Lower Cowlitz River Tributary Resistance Board Weir Operation 2011-2015

Approximately 625,000 non-native summer steelhead smolts are released into the Cowlitz River annually. The Cowlitz River provides an extremely popular summer steelhead fishery and is considered one of the largest steelhead fisheries in the state. During 2010 through 2012, an average of 8,600 summer steelhead was harvested in the Cowlitz River. To maintain the current production levels, harvest rates should remain high and stray rates of adult fish onto spawning grounds need to be tightly controlled to keep summer steelhead from spawning with native steelhead listed under the Endangered Species Act (ESA). One method of controlling abundance of hatchery fish reaching spawning grounds is installing weirs in tributaries to capture, enumerate, and remove hatchery fish at weir sites thus minimizing interaction with wild fish. The original objective for these weirs was to exclude non-indigenous (Skamania stock) hatchery summer steelhead from straying into lower Cowlitz River tributaries and interacting (i.e., spawning and competing) with natural-origin winter steelhead.

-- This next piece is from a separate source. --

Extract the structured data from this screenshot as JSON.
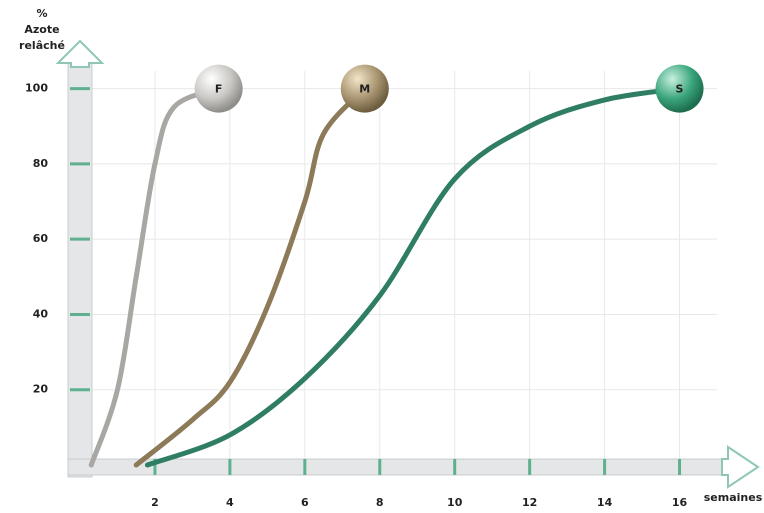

Once established, the weirs have served multiple purposes: monitoring and evaluation of fall Chinook salmon, coho salmon and steelhead, fish management (e.g., control proportion of hatchery-origin spawners), and brood stock collection (winter-run steelhead). Currently weirs are installed and operated in four major lower Cowlitz tributaries to accomplish these objectives: Olequa, Delameter, Lacamas, and Ostrander Creeks (Figure 1).